FieldWorks stores data in a common set of databases which allows for:

  • integrated data
  • integrated task work
  • normalization of data
  • What fascinated me was the cultural and ethnological sensitivity required for good translation, but this is exactly the same thing that is needed for seminary students translating the Greek NT into English. The Fieldworks suite is a free download that allows for journaling of cultural observations that can later be recalled in the actual work of translation. I'm going to check it out and see how it might be used with my Greek classes.
  • I got to meet Troy Griffitts of The Sword Project of the Crosswire Society. He pointed out to me the FlashCards program. It's free, has both Greek and Hebrew, and has a nice variety of lists based on frequency and grammars. He also showed me the beta of a very neat online app he has developed that calls up images of manuscripts (e.g., Sinaiticus, P46, Aleppo Codex) that makes it easy to do transcription work. (It's still beta, so don't bug him about it...) I'll use it with my Advanced Greek classes.
All in all, this was an excellent experience. Thanks to Logos for hosting this event! (And now I can look forward to the redeye flight back to the east coast, but it will have been worth it.)

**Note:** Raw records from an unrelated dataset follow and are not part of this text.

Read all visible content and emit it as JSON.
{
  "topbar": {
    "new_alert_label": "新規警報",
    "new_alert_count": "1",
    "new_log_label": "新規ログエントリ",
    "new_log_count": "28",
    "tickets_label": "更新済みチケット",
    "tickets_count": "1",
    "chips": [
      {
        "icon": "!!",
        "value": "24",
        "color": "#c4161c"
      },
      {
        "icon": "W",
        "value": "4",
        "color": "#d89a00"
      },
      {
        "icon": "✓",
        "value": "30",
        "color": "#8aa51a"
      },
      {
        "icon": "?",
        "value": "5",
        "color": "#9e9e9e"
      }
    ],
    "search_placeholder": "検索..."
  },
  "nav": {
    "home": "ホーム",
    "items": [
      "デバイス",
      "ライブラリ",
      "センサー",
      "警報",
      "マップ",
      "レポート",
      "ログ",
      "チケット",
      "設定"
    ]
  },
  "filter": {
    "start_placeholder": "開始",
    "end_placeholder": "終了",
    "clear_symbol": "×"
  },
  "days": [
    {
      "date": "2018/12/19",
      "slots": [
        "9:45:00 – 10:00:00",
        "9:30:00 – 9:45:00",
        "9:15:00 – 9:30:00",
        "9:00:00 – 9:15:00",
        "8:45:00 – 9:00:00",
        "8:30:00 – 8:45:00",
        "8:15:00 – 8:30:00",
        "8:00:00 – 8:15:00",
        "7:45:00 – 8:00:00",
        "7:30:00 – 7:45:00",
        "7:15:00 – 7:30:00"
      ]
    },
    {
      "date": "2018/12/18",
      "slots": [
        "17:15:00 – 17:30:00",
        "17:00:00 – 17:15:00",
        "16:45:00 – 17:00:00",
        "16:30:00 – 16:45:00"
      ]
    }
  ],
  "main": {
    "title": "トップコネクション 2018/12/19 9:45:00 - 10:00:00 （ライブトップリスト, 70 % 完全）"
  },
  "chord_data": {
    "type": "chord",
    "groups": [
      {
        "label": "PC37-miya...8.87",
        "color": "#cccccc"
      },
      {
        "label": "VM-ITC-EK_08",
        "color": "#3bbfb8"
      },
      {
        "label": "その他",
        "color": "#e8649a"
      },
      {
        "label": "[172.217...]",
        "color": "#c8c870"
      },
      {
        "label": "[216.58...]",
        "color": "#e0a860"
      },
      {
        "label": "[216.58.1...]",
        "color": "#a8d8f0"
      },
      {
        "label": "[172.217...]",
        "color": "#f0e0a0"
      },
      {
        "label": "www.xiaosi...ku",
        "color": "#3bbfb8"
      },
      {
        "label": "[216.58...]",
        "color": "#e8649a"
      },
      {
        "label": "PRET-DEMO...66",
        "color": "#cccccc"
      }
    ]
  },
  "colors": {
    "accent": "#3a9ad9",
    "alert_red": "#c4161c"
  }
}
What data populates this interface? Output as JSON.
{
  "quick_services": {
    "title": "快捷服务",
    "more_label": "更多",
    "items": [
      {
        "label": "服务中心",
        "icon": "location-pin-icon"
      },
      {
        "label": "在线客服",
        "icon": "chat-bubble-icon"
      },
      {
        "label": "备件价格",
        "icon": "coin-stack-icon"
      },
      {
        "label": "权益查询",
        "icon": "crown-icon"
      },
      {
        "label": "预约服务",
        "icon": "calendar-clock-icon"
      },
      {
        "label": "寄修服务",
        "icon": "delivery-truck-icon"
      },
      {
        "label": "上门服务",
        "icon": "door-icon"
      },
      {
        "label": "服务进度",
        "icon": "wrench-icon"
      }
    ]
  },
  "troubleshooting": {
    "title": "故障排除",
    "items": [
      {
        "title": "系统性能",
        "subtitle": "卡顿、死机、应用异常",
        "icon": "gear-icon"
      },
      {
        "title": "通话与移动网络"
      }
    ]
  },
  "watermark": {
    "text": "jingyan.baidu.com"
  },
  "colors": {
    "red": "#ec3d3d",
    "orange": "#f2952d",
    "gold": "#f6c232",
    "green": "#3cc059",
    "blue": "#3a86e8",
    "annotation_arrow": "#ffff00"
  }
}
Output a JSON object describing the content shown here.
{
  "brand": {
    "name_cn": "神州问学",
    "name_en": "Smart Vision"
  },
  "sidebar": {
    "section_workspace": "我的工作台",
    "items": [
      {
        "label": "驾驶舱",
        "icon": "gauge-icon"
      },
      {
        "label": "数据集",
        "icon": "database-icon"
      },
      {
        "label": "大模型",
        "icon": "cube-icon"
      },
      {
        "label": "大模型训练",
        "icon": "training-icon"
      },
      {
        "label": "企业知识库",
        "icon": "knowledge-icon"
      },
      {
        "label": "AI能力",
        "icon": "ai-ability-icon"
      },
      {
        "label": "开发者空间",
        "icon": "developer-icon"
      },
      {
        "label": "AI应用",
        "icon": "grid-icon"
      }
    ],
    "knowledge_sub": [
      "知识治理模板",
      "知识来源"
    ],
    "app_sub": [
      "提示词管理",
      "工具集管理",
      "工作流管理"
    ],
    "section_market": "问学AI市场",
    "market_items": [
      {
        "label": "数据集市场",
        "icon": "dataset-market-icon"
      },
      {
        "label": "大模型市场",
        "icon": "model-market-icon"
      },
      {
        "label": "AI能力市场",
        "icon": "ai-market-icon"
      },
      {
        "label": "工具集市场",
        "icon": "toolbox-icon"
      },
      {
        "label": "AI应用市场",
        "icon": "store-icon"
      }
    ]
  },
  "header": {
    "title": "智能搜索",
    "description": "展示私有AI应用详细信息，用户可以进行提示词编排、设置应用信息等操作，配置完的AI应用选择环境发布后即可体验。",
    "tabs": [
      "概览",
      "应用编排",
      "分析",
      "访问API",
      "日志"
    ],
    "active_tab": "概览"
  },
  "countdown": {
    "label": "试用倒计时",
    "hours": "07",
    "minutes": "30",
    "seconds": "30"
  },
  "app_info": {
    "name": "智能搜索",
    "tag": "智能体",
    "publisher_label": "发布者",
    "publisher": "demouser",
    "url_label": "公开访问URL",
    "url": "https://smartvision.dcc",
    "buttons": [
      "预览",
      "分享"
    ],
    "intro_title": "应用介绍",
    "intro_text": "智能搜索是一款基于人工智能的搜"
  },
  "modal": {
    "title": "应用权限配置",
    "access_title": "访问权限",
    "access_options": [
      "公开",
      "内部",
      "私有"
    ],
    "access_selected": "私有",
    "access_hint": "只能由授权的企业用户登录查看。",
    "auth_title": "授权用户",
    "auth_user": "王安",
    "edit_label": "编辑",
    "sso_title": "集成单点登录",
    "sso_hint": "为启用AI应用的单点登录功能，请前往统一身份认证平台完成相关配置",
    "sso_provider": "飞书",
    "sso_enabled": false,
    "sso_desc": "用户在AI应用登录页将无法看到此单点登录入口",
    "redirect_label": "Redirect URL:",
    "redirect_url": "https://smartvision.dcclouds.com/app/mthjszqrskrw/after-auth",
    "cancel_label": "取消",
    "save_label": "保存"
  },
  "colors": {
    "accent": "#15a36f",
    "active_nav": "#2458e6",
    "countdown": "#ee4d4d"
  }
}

  1. If you haven't found it out already, Fieldworks can be a rather frustrating problem as well as incredibly helpful. I've used in for classes at one of SIL's schools (www.

  2. Hi, Mike. I started playing around with Fieldworks. It appears to be a sophisticated, field-specific, word processor and database. That makes it very powerful, but it also seems that you have to be quite precise when doing the data entry.
    I would be very interested in hearing your experiences with the program. I'm still trying to figure out the best way to use it.
    1) I could ask students to use this ethnological awareness as they are reading the Bible, so that they become more attuned to the socio-cultural dynamics that are assumed in the text. So often we tend to impose our own cultural assumptions on the text. I.e., I would have them use Fieldworks to make observations about the biblical culture that is referenced in the text.
    2) On the other hand, we are so embedded in our own culture that I think we fail to be aware of all the dynamics we take for granted. If we come at everything with a 'churchy' perspective, we will probably miss a lot of what is happening in the culture today. So, I could ask students to use Fieldworks to be attentive to the modern culture, and then use that data to be more relevant and accurate in their translations.

    Hope to hear more from you and others...

  3. The UBS Semantic Domain of Biblical Hebrew looks worthwhile, if it gets to a finished product that is incorporated into Bible software such as BibleWorks. It would be useful to have something like this to help study the Hebrew text in different ways.